Can someone help me with this?

This is Wrapper definition:

struct Wrapper{

    Wrapper(const SIFTDescriptorParams &sp, const AffineShapeParams ap) :
        sift(sp),
        ap(ap),
        sp(sp),
        mask(ap.smmWindowSize, ap.smmWindowSize, CV_32FC1),
        img(ap.smmWindowSize, ap.smmWindowSize, CV_32FC1),
        fx(ap.smmWindowSize, ap.smmWindowSize, CV_32FC1),
        fy(ap.smmWindowSize, ap.smmWindowSize, CV_32FC1)
    {
        computeGaussMask(mask);
        patch = cv::Mat(ap.patchSize, ap.patchSize, CV_32FC1);
        fx = cv::Scalar(0);
        fy = cv::Scalar(0);
        descriptors.reserve(500);
    }

    AffineShapeParams ap;
    SIFTDescriptorParams sp;

    cv::Mat1f descriptors;
    cv::Mat patch;
    std::vector<Keypoint> keys;

    cv::Mat high;
    cv::Mat prevBlur;
    cv::Mat blur;
    cv::Mat low;
    cv::Mat cur;
    SIFTDescriptor sift;

    cv::Mat mask, img, fx, fy;

   std::vector<unsigned char> workspace;

}

 

0 Kudos
3 Replies
Anoop_M_Intel
Employee
1,181 Views

Could you please share with us a test case which includes the definition for "Wrapper" to make sure we can inspect the optimizations under the hood?

 

0 Kudos
luca_l_
Beginner
1,181 Views

Anoop M. (Intel) wrote:

Could you please share with us a test case which includes the definition for "Wrapper" to make sure we can inspect the optimizations under the hood?

 

I added the Wrapper definition, is anything else necessary?
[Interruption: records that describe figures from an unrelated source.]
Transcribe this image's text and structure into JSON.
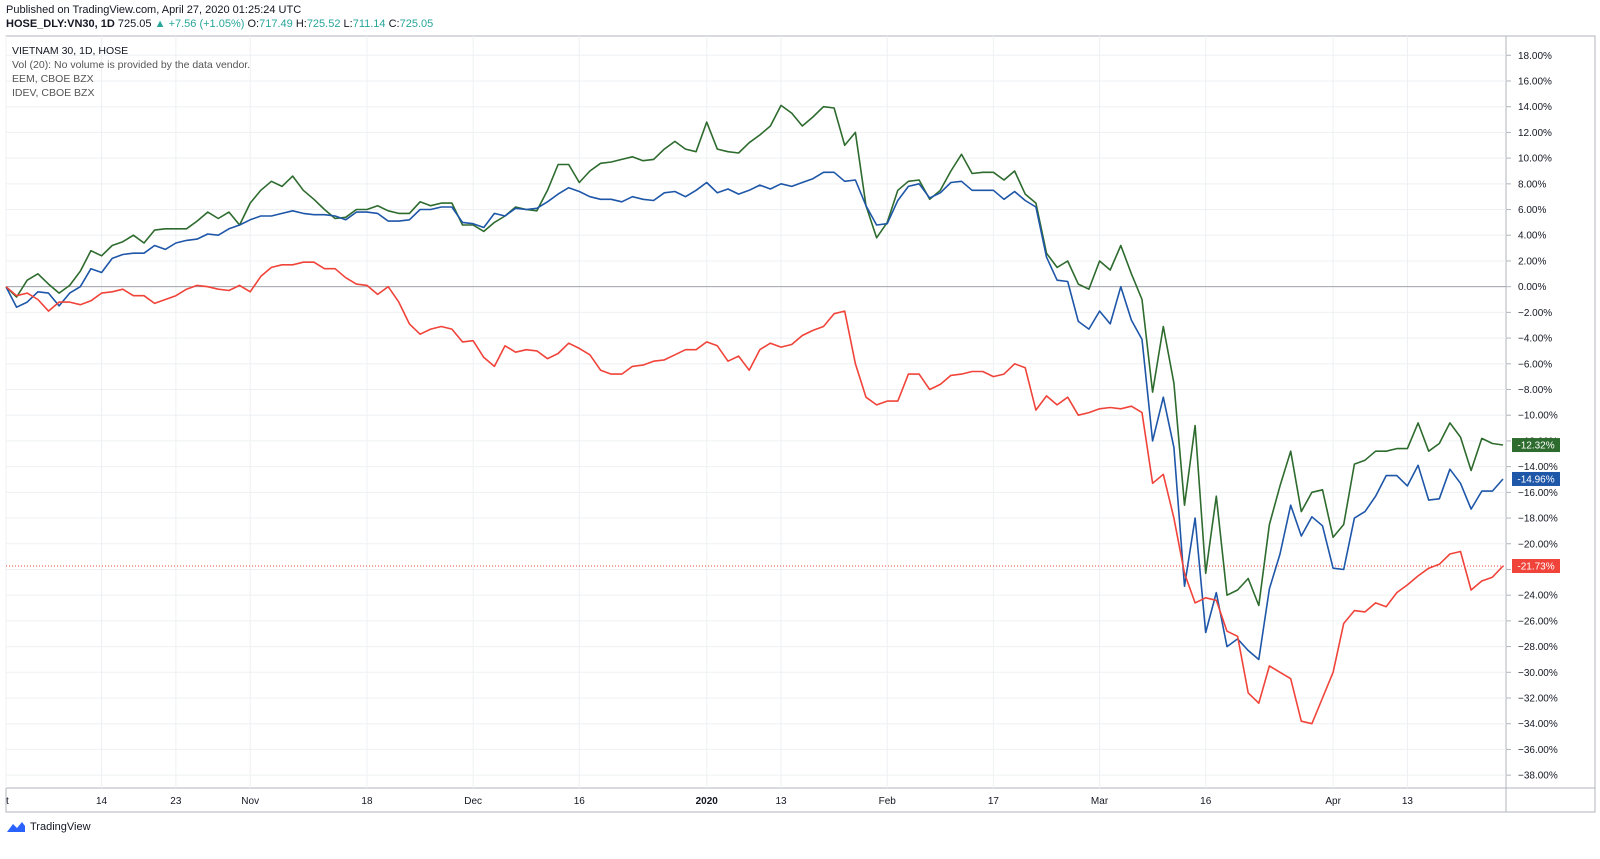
{
  "header": {
    "published": "Published on TradingView.com, April 27, 2020 01:25:24 UTC",
    "symbol": "HOSE_DLY:VN30, 1D",
    "last": "725.05",
    "change": "+7.56 (+1.05%)",
    "open_label": "O:",
    "open": "717.49",
    "high_label": "H:",
    "high": "725.52",
    "low_label": "L:",
    "low": "711.14",
    "close_label": "C:",
    "close": "725.05"
  },
  "legend": {
    "main": "VIETNAM 30, 1D, HOSE",
    "vol": "Vol (20): No volume is provided by the data vendor.",
    "s2": "EEM, CBOE BZX",
    "s3": "IDEV, CBOE BZX"
  },
  "footer": {
    "brand": "TradingView"
  },
  "chart_data": {
    "type": "line",
    "ylim": [
      -39,
      19.5
    ],
    "grid": true,
    "colors": {
      "green": "#2e6b2e",
      "blue": "#1e56a8",
      "red": "#f0443a"
    },
    "x_ticks": [
      {
        "label": "t",
        "i": 0
      },
      {
        "label": "14",
        "i": 9
      },
      {
        "label": "23",
        "i": 16
      },
      {
        "label": "Nov",
        "i": 23
      },
      {
        "label": "18",
        "i": 34
      },
      {
        "label": "Dec",
        "i": 44
      },
      {
        "label": "16",
        "i": 54
      },
      {
        "label": "2020",
        "i": 66
      },
      {
        "label": "13",
        "i": 73
      },
      {
        "label": "Feb",
        "i": 83
      },
      {
        "label": "17",
        "i": 93
      },
      {
        "label": "Mar",
        "i": 103
      },
      {
        "label": "16",
        "i": 113
      },
      {
        "label": "Apr",
        "i": 125
      },
      {
        "label": "13",
        "i": 132
      }
    ],
    "y_ticks": [
      18,
      16,
      14,
      12,
      10,
      8,
      6,
      4,
      2,
      0,
      -2,
      -4,
      -6,
      -8,
      -10,
      -12,
      -14,
      -16,
      -18,
      -20,
      -22,
      -24,
      -26,
      -28,
      -30,
      -32,
      -34,
      -36,
      -38
    ],
    "series": [
      {
        "color": "#2e6b2e",
        "last_label": "-12.32%",
        "values": [
          0,
          -0.8,
          0.5,
          1,
          0.2,
          -0.5,
          0.1,
          1.2,
          2.8,
          2.4,
          3.2,
          3.5,
          4,
          3.4,
          4.4,
          4.5,
          4.5,
          4.5,
          5.1,
          5.8,
          5.3,
          5.8,
          4.8,
          6.5,
          7.5,
          8.2,
          7.8,
          8.6,
          7.5,
          6.8,
          6,
          5.3,
          5.4,
          6,
          6,
          6.3,
          5.9,
          5.7,
          5.7,
          6.6,
          6.3,
          6.5,
          6.5,
          4.8,
          4.8,
          4.3,
          5,
          5.5,
          6.2,
          6,
          5.9,
          7.5,
          9.5,
          9.5,
          8.1,
          9,
          9.6,
          9.7,
          9.9,
          10.1,
          9.8,
          9.9,
          10.7,
          11.3,
          10.7,
          10.5,
          12.8,
          10.7,
          10.5,
          10.4,
          11.2,
          11.8,
          12.5,
          14.1,
          13.5,
          12.5,
          13.2,
          14,
          13.9,
          11,
          12,
          6.3,
          3.8,
          5,
          7.5,
          8.2,
          8.3,
          6.8,
          7.5,
          9,
          10.3,
          8.8,
          8.9,
          8.9,
          8.3,
          9,
          7.2,
          6.5,
          2.6,
          1.5,
          2,
          0.2,
          -0.2,
          2,
          1.3,
          3.2,
          1,
          -1,
          -8.2,
          -3.1,
          -7.5,
          -17,
          -10.8,
          -22.3,
          -16.3,
          -24,
          -23.6,
          -22.7,
          -24.8,
          -18.5,
          -15.5,
          -12.8,
          -17.5,
          -16,
          -15.8,
          -19.5,
          -18.5,
          -13.8,
          -13.5,
          -12.8,
          -12.8,
          -12.6,
          -12.6,
          -10.6,
          -12.8,
          -12.2,
          -10.6,
          -11.7,
          -14.3,
          -11.8,
          -12.2,
          -12.32
        ]
      },
      {
        "color": "#1e56a8",
        "last_label": "-14.96%",
        "values": [
          0,
          -1.6,
          -1.2,
          -0.4,
          -0.5,
          -1.5,
          -0.5,
          0,
          1.4,
          1.1,
          2.2,
          2.5,
          2.6,
          2.6,
          3.2,
          2.9,
          3.4,
          3.6,
          3.7,
          4.1,
          4,
          4.5,
          4.8,
          5.2,
          5.5,
          5.5,
          5.7,
          5.9,
          5.7,
          5.6,
          5.6,
          5.5,
          5.2,
          5.8,
          5.8,
          5.7,
          5.1,
          5.1,
          5.2,
          6,
          6,
          6.2,
          6.2,
          5,
          4.9,
          4.6,
          5.7,
          5.5,
          6.1,
          6,
          6.1,
          6.6,
          7.2,
          7.7,
          7.4,
          7,
          6.8,
          6.8,
          6.6,
          7,
          6.8,
          6.7,
          7.3,
          7.4,
          7,
          7.5,
          8.1,
          7.3,
          7.6,
          7.2,
          7.5,
          7.9,
          7.6,
          8,
          7.8,
          8.1,
          8.4,
          8.9,
          8.9,
          8.2,
          8.3,
          6.3,
          4.8,
          4.9,
          6.7,
          7.8,
          8,
          6.9,
          7.3,
          8.1,
          8.2,
          7.5,
          7.5,
          7.5,
          6.8,
          7.4,
          6.7,
          6.2,
          2.3,
          0.5,
          0.4,
          -2.7,
          -3.3,
          -1.9,
          -2.9,
          0,
          -2.6,
          -4.1,
          -12,
          -8.6,
          -12.5,
          -23.3,
          -18,
          -26.9,
          -23.8,
          -28,
          -27.4,
          -28.3,
          -29,
          -23.5,
          -20.8,
          -17,
          -19.4,
          -17.9,
          -18.6,
          -21.9,
          -22,
          -18,
          -17.5,
          -16.3,
          -14.7,
          -14.7,
          -15.5,
          -13.9,
          -16.6,
          -16.5,
          -14.2,
          -15.3,
          -17.3,
          -15.9,
          -15.9,
          -14.96
        ]
      },
      {
        "color": "#f0443a",
        "last_label": "-21.73%",
        "values": [
          0,
          -0.7,
          -0.5,
          -1,
          -1.9,
          -1.2,
          -1.2,
          -1.4,
          -1.1,
          -0.5,
          -0.4,
          -0.2,
          -0.7,
          -0.7,
          -1.3,
          -1,
          -0.7,
          -0.2,
          0.1,
          0,
          -0.2,
          -0.3,
          0.1,
          -0.4,
          0.8,
          1.5,
          1.7,
          1.7,
          1.9,
          1.9,
          1.4,
          1.4,
          0.7,
          0.2,
          0.1,
          -0.6,
          0,
          -1.2,
          -2.9,
          -3.7,
          -3.3,
          -3.1,
          -3.3,
          -4.3,
          -4.2,
          -5.5,
          -6.2,
          -4.6,
          -5.1,
          -4.9,
          -5,
          -5.6,
          -5.2,
          -4.4,
          -4.8,
          -5.3,
          -6.5,
          -6.8,
          -6.8,
          -6.2,
          -6.1,
          -5.8,
          -5.7,
          -5.3,
          -4.9,
          -4.9,
          -4.3,
          -4.6,
          -5.8,
          -5.4,
          -6.5,
          -4.9,
          -4.4,
          -4.7,
          -4.5,
          -3.8,
          -3.4,
          -3.1,
          -2.1,
          -1.9,
          -6,
          -8.6,
          -9.2,
          -8.9,
          -8.9,
          -6.8,
          -6.8,
          -8,
          -7.6,
          -6.9,
          -6.8,
          -6.6,
          -6.6,
          -7,
          -6.8,
          -6,
          -6.3,
          -9.6,
          -8.5,
          -9.2,
          -8.6,
          -10,
          -9.8,
          -9.5,
          -9.4,
          -9.5,
          -9.3,
          -9.8,
          -15.3,
          -14.6,
          -18,
          -22.3,
          -24.6,
          -24.2,
          -24.4,
          -26.8,
          -27.2,
          -31.6,
          -32.4,
          -29.5,
          -30,
          -30.5,
          -33.8,
          -34,
          -32,
          -30,
          -26.2,
          -25.2,
          -25.3,
          -24.6,
          -24.9,
          -23.8,
          -23.2,
          -22.5,
          -21.9,
          -21.6,
          -20.8,
          -20.6,
          -23.6,
          -22.9,
          -22.6,
          -21.73
        ]
      }
    ]
  }
}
I'm afraid to make the question code too much confusing if I add other stuff

0 Kudos
Aditya_K_5
Novice
1,181 Views

Your question gave me the hint and I found a solution. This line is the problem:

for (int r = par.border; r < (localWrappers.cur.rows - par.border); r++)
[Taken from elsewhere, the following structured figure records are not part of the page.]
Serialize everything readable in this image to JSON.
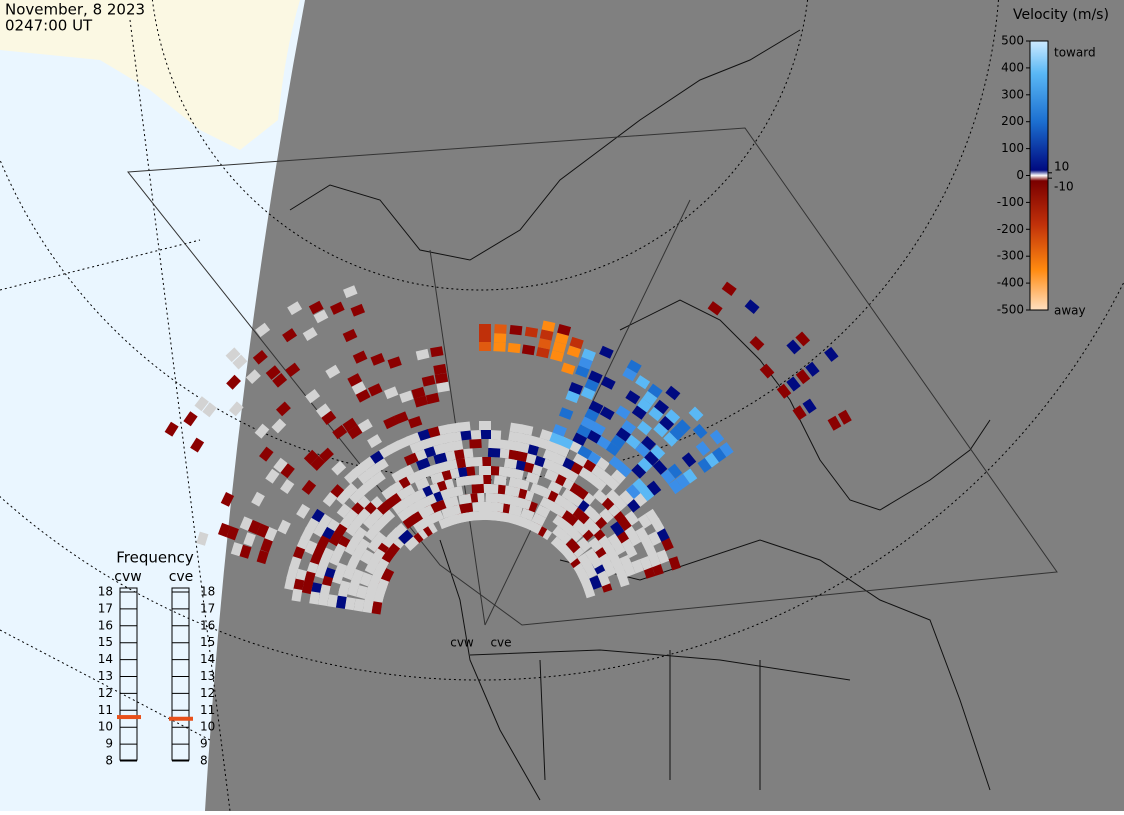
{
  "header": {
    "date": "November, 8 2023",
    "time": "0247:00 UT"
  },
  "velocity_legend": {
    "title": "Velocity (m/s)",
    "ticks": [
      500,
      400,
      300,
      200,
      100,
      0,
      -100,
      -200,
      -300,
      -400,
      -500
    ],
    "inner_ticks": [
      10,
      -10
    ],
    "top_label": "toward",
    "bottom_label": "away"
  },
  "frequency_panel": {
    "title": "Frequency",
    "radars": [
      "cvw",
      "cve"
    ],
    "levels": [
      18,
      17,
      16,
      15,
      14,
      13,
      12,
      11,
      10,
      9,
      8
    ],
    "current": [
      10.6,
      10.5
    ]
  },
  "map_labels": [
    "cvw",
    "cve"
  ]
}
Instead, declare above the loop:

const int numRowsWithoutBorder = localWrappers.cur.rows - par.border;

Perhaps the size() is also a problem, as you said. So that the code should look like

    std::vector<Wrapper> localWrappers;
    std::vector<float> pixelDistancesNew;
    std::vector<float> curSigmas;

    const size_t localWrappersSize = localWrappers.size();
    const int numRowsWithoutBorder = localWrappers.cur.rows - par.border;

    //fill the 3 vectors
    #pragma omp parallel for collapse(2) schedule(dynamic, 1)
    for(int i=0; i<localWrappersSize; i++)
      for (int r = par.border; r < numRowsWithoutBorder; r++)
        for (int c = par.border; c < (localWrappers.cur.cols - par.border); c++) {
          ...
         }

If you want to use collapse(3), you'll have to do the same with the columns. This kind of thing worked for me with Intel 2018. I couldn't find any documentation about this behavior easily.

Reply